DOLCE VITA ~ コワモテな彼との甘い日々
わたしから辛島さんを誘ったことは、一度もなかった。
モテ期もなく、最後に合コンしたのもいつだったか思い出せないくらい過去の話。
そんな状態でこの年まで来てしまったものだから、スマートに、さりげなく男性を食事に誘うだけでもハードルが高い。部屋で会うほうが、気が楽だ。
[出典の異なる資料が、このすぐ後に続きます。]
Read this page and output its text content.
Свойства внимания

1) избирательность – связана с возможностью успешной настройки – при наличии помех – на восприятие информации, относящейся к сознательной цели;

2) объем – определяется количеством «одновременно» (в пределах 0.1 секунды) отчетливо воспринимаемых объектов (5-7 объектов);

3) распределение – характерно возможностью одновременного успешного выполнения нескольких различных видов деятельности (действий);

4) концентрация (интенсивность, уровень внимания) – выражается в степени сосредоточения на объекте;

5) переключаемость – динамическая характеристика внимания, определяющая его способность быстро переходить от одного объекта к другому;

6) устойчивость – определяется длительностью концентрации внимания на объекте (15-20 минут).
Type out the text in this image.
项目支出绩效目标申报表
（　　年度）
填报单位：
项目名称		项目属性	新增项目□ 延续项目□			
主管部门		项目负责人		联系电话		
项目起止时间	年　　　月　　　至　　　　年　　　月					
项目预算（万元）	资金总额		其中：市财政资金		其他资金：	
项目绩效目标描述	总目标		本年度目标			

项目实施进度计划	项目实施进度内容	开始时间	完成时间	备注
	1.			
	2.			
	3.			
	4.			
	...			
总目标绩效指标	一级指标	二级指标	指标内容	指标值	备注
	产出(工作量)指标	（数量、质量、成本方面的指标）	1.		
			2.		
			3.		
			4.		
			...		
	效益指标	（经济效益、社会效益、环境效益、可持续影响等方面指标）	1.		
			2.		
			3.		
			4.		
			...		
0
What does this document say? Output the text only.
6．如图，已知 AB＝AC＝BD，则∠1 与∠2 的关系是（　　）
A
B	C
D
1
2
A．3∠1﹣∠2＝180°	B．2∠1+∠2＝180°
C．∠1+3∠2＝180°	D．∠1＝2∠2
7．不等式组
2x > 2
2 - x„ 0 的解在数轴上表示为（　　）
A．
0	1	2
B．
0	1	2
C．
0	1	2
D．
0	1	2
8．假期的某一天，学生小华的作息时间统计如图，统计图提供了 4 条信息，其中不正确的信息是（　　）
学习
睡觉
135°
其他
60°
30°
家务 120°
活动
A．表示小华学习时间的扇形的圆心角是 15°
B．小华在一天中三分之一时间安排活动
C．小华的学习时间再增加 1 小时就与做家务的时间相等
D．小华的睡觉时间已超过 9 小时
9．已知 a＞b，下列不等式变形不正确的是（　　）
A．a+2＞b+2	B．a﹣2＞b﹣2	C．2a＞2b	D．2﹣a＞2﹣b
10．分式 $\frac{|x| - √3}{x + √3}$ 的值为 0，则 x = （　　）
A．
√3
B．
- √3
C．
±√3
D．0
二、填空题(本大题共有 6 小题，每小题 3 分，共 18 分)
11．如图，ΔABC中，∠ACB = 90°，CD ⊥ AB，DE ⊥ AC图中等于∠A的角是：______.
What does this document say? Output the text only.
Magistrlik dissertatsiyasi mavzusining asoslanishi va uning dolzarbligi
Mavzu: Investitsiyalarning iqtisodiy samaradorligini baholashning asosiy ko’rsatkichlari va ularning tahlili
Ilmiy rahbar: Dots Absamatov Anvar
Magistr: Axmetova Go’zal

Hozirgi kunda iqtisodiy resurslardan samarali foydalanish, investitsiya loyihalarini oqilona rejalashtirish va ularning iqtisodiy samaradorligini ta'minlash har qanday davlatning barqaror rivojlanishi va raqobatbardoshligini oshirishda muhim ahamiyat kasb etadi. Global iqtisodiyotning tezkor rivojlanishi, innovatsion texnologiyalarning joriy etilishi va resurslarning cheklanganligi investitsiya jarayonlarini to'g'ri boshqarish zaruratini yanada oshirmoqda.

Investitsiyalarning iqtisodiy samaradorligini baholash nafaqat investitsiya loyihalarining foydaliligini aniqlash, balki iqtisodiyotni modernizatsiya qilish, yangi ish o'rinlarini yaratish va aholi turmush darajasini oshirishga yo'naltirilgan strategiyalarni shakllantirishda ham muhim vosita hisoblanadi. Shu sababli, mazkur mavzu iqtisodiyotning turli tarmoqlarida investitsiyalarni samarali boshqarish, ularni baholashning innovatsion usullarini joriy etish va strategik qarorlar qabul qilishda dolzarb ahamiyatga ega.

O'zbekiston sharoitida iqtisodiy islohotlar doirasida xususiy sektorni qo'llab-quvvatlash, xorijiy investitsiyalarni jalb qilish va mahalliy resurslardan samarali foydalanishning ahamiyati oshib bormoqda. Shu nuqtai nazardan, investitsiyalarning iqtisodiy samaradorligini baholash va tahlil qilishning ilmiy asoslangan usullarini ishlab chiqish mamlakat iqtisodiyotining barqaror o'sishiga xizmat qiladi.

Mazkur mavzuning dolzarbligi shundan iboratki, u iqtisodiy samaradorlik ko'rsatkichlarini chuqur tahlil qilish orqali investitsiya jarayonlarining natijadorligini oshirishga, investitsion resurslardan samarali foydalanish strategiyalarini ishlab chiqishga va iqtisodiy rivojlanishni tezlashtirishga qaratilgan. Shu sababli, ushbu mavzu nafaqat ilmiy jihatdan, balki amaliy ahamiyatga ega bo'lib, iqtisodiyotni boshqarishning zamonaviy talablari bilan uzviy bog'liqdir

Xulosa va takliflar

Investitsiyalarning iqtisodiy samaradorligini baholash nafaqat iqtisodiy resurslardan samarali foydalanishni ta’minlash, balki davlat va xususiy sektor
(でも……外へ出れば、またちがった辛島さんが見られるかもしれない)
わたしの部屋で、我が物顔でくつろいでいる姿を見るのもいいが、外向きの姿を見てみたいとも思う。
何だかんだ言って、わたしは彼に興味津々だ。
「あ。もし、トラちゃんとデートするなら、ここオススメよ。友だちがやってる猫カフェで、割引券あるから使って! 甘いものはないけれど、癒されるわよぉ」
梅乃さんがくれたのは、『猫三昧』という名の猫カフェの割引券。
郊外にあり、交通手段は車が必須の様子。
わたしは車を所有していないため、出かけるとなると辛島さんに連れて行ってもらわなくてはならない。
誘っておきながら、それは図々しいのではと迷ったが、梅乃さんのひと言で決心がついた。